4 de octubre de 2011

Jaime Arocha: Pueblos tribales e inferiores


  

En una columna que publicó en El Tiempo (junio 29 de 2011), Daniel Mera opina que al proyecto moderno de la Constitución de 1991 lo socava la "inferiorización bienintencionada" consistente en asimilar a "la población afrocolombiana a un 'pueblo tribal' (Convenio 169 de la OIT)".

Al leerlo, pensé en aquellos profesores formados en escuelas europeas que tuvo Ahmadou Hampâté Bâ, a quien se le conoce como “el filósofo de Bandiagara (Mali)”. En su obra Amkullel el niño fulbé explica que a ellos los educaban para amar a las madres patrias al extremo de que imitaran a los colonizadores hasta en sus vestimentas. Gente como la bambara o la tucoror los desdeñaba con el nombre de “blancos-negros”, porque para ellas fueron imprescindibles en la consolidación de los regímenes coloniales de África occidental y central, y carecieron de la capacidad de reivindicar las fortalezas de los sistemas sociales, políticos y simbólicos ancestrales dentro de los cuales Bâ había nacido y por los cuales profesaba una admiración profunda. Pese a la violencia a la cual acudieron los europeos para doblegar esos sistemas, perviven hoy inclusive dentro de las genealogías de afrocolombianos, palenqueros y raizales.
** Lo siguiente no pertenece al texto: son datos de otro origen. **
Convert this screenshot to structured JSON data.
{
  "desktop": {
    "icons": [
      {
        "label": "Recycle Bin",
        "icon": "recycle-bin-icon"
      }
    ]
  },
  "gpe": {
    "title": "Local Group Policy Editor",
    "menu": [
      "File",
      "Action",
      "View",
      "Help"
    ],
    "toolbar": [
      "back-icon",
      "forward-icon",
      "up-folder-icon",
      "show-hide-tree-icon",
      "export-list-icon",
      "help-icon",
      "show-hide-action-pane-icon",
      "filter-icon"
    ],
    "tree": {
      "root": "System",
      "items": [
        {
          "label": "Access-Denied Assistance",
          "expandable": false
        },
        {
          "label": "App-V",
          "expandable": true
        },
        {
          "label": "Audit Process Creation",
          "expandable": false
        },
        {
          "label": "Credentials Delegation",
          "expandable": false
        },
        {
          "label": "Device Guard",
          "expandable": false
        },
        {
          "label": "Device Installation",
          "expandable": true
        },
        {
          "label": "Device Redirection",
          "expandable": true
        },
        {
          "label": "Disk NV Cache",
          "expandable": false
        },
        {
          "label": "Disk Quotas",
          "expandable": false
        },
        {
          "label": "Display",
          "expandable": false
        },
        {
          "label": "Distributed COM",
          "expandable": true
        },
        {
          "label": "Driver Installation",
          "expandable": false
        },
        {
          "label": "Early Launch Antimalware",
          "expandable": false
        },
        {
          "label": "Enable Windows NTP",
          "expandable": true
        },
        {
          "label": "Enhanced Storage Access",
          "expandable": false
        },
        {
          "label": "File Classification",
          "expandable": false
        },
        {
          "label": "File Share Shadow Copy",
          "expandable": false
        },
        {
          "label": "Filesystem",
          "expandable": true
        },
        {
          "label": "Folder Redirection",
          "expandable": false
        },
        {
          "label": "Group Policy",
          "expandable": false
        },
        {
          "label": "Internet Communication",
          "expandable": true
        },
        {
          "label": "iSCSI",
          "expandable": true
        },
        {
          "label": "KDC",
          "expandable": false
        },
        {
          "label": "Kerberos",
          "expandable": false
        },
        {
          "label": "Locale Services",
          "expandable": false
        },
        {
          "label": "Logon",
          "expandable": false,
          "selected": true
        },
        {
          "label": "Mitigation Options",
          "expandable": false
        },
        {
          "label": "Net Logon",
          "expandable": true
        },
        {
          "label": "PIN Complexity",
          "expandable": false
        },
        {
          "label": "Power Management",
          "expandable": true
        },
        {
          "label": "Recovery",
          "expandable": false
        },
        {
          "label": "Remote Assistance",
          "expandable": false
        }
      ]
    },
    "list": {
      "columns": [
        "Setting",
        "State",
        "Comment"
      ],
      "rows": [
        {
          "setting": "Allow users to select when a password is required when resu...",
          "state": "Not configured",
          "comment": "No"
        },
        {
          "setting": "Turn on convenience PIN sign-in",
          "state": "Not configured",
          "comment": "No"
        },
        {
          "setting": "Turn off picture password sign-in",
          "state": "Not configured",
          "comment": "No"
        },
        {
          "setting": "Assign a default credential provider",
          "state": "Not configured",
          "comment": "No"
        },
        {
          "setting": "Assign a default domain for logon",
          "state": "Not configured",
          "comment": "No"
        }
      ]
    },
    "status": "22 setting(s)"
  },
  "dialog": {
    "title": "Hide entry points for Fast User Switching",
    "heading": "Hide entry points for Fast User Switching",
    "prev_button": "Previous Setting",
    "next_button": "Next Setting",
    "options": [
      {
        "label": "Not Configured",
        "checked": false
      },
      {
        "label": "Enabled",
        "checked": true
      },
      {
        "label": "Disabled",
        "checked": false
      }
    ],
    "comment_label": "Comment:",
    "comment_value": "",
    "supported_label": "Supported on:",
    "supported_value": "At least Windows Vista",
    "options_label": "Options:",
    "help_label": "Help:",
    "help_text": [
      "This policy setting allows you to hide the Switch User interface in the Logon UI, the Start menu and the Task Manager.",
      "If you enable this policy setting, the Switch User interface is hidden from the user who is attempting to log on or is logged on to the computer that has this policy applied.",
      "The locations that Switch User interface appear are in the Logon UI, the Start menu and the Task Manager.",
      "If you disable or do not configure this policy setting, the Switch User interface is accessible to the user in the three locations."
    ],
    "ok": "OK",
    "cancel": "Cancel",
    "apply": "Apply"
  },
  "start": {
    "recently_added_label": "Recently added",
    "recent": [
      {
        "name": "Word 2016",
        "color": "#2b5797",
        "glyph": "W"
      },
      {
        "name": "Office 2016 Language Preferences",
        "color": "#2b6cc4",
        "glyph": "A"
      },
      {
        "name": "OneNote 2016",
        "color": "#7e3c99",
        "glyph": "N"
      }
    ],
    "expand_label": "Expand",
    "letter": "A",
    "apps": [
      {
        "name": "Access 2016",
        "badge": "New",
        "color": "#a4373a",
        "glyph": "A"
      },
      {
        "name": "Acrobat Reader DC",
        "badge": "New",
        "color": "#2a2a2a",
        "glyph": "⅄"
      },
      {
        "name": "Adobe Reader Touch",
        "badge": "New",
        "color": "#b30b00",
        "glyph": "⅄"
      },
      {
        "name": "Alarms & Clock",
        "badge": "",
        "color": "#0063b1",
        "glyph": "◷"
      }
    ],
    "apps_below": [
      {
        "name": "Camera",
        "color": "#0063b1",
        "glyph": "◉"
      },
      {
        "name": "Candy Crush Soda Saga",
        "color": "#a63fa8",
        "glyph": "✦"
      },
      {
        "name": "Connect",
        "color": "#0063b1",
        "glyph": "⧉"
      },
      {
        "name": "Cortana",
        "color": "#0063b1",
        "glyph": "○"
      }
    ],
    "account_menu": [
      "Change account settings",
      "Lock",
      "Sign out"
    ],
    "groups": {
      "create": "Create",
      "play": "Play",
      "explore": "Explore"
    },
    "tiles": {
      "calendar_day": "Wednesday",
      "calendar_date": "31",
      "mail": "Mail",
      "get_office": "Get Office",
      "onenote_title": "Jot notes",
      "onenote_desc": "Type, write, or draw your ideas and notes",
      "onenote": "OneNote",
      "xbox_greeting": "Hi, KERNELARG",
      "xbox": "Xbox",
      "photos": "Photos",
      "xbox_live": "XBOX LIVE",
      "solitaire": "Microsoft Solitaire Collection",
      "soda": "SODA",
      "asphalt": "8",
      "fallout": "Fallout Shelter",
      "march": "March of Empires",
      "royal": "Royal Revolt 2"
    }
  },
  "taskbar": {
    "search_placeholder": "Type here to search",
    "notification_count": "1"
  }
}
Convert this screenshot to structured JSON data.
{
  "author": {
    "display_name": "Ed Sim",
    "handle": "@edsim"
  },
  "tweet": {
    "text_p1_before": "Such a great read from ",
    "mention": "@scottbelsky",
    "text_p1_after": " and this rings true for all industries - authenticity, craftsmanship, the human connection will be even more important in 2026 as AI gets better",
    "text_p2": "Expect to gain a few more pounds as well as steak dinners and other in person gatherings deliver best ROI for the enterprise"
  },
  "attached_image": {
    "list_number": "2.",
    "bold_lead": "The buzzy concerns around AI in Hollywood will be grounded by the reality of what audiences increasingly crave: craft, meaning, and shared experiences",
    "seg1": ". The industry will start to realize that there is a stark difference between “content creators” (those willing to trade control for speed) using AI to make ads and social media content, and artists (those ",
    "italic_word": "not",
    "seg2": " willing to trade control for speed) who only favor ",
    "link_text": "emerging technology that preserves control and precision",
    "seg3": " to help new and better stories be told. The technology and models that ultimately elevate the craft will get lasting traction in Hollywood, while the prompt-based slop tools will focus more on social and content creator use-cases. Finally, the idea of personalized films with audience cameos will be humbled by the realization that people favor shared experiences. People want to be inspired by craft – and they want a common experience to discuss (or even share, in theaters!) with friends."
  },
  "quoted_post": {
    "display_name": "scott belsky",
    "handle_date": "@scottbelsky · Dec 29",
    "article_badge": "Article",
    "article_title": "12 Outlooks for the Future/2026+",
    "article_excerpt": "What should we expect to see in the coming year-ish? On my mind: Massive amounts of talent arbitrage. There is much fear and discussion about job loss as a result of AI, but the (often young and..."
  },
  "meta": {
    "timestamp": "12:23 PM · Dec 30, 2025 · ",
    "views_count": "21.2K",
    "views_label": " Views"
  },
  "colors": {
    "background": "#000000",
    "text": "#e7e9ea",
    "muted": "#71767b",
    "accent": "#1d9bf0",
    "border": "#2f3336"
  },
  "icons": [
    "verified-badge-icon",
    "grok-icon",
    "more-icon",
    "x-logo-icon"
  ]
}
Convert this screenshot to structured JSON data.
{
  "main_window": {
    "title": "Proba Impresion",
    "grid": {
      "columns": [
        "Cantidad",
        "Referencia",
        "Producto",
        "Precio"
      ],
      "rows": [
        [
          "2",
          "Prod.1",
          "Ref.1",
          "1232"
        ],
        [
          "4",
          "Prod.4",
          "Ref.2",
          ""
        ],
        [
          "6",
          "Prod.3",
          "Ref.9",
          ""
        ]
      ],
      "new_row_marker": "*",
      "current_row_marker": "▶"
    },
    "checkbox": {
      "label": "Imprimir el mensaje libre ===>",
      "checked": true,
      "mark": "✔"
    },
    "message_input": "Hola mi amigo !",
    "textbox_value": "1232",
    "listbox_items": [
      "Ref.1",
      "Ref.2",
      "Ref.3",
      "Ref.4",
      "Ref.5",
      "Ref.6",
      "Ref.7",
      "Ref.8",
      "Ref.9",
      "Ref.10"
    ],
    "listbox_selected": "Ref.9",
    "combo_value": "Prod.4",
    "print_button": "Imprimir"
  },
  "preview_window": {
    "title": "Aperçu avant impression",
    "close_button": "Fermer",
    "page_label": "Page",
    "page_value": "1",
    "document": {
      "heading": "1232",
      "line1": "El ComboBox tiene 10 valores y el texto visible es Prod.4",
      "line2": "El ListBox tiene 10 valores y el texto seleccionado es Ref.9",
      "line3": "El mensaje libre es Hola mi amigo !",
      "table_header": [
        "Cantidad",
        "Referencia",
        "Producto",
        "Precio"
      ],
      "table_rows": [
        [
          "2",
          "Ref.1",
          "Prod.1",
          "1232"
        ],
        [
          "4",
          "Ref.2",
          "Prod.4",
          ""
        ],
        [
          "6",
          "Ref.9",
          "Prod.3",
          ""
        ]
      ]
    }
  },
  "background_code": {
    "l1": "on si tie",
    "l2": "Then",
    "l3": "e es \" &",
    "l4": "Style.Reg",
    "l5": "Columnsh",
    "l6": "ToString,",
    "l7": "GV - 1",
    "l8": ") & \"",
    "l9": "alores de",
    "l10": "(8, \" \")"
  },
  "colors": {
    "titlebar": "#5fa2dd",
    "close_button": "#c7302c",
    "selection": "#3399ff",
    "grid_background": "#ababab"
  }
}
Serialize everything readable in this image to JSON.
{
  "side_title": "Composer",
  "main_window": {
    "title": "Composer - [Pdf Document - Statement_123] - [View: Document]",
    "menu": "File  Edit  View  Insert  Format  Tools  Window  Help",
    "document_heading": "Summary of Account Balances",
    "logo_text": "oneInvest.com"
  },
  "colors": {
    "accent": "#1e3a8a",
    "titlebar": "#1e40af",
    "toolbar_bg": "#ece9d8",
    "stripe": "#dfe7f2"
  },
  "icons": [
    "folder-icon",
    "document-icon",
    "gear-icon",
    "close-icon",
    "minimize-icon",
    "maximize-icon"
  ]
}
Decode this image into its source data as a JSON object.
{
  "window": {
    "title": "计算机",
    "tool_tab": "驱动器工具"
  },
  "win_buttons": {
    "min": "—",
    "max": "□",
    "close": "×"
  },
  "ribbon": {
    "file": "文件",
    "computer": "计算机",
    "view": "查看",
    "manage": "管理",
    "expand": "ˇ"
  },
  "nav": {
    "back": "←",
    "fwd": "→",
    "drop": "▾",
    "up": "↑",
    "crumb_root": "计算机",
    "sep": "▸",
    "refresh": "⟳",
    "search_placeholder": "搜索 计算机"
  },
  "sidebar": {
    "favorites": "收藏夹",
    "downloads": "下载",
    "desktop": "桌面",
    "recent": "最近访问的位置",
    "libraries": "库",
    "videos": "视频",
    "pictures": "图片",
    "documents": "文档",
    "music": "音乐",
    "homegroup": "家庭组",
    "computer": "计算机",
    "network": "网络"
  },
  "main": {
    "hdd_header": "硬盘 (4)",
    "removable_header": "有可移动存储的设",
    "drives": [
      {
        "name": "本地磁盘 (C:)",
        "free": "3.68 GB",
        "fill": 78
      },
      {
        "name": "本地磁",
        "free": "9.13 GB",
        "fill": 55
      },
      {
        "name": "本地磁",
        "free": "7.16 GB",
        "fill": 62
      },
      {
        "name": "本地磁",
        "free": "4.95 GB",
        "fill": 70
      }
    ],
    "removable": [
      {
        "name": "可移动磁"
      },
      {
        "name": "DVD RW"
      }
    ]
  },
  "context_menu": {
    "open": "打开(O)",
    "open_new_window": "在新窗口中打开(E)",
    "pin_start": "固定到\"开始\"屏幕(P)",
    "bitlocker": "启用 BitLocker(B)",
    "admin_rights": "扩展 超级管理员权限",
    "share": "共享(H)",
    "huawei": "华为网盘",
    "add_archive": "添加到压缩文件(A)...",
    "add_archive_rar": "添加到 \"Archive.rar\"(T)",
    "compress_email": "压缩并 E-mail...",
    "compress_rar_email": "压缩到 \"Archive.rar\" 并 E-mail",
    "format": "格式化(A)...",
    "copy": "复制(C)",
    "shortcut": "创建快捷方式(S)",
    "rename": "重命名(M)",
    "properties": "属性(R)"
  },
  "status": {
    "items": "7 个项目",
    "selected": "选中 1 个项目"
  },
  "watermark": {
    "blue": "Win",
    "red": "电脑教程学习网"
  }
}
Mera parte de una noción de modernidad incompatible con la que considera que tales sistemas tienen sus equivalentes entre los indígenas de las Américas y forman parte de un reservorio cultural aún más amplio basado en una filosofía holística referente a que el respeto por la naturaleza y otros seres humanos depende de la unidad que ellos forman con ella y consigo mismos. Hasta James Cameron comprendió que ese pensamiento era fuente de civilización y el occidental más bien de barbarie. Así, en Avatar se valió de los filamentos que la gente “na’vi” tenía en sus cabelleras para representar cómo se conectaba con las personas amadas o los antepasados residentes en su árbol sagrado. Hasta esa mitología desdice de la solución que Occidente ha planteado para las crisis ambientales y humanas, basándose exclusivamente en manipulaciones cada vez más intrincadas de una tecnología que —precisamente— ha causado buena parte de tales catástrofes.

La esperanza para la humanidad que hoy representan los pueblos tribales del mundo no es ajena al reconocimiento de sus derechos territoriales, culturales, políticos, estéticos y espirituales según el Convenio 169 de la Organización Internacional del Trabajo. Al contrario de lo que sostiene Mera, ese convenio pasó a ser ley nacional unas semanas antes de que fuera firmada la Constitución de 1991 y antecedió por dos años la sanción de la llamada “ley de negritudes”. Fue a los siete años de que la Ley 70 de 1993 fuera promulgada que la Corte Constitucional conceptuó que las comunidades negras eran tan pueblos étnicos como los indígenas y las puso bajo el amparo de la convención internacional que Mera menciona. Él podrá arrogarse el derecho a estereotipar como premodernos a los pueblos amparados por esa jurisprudencia global, pero quizá no sea muy ético hacerlo dentro del marco creado por la crisis humanitaria de la desposesión territorial de indígenas y afrocolombianos por medio de la guerra.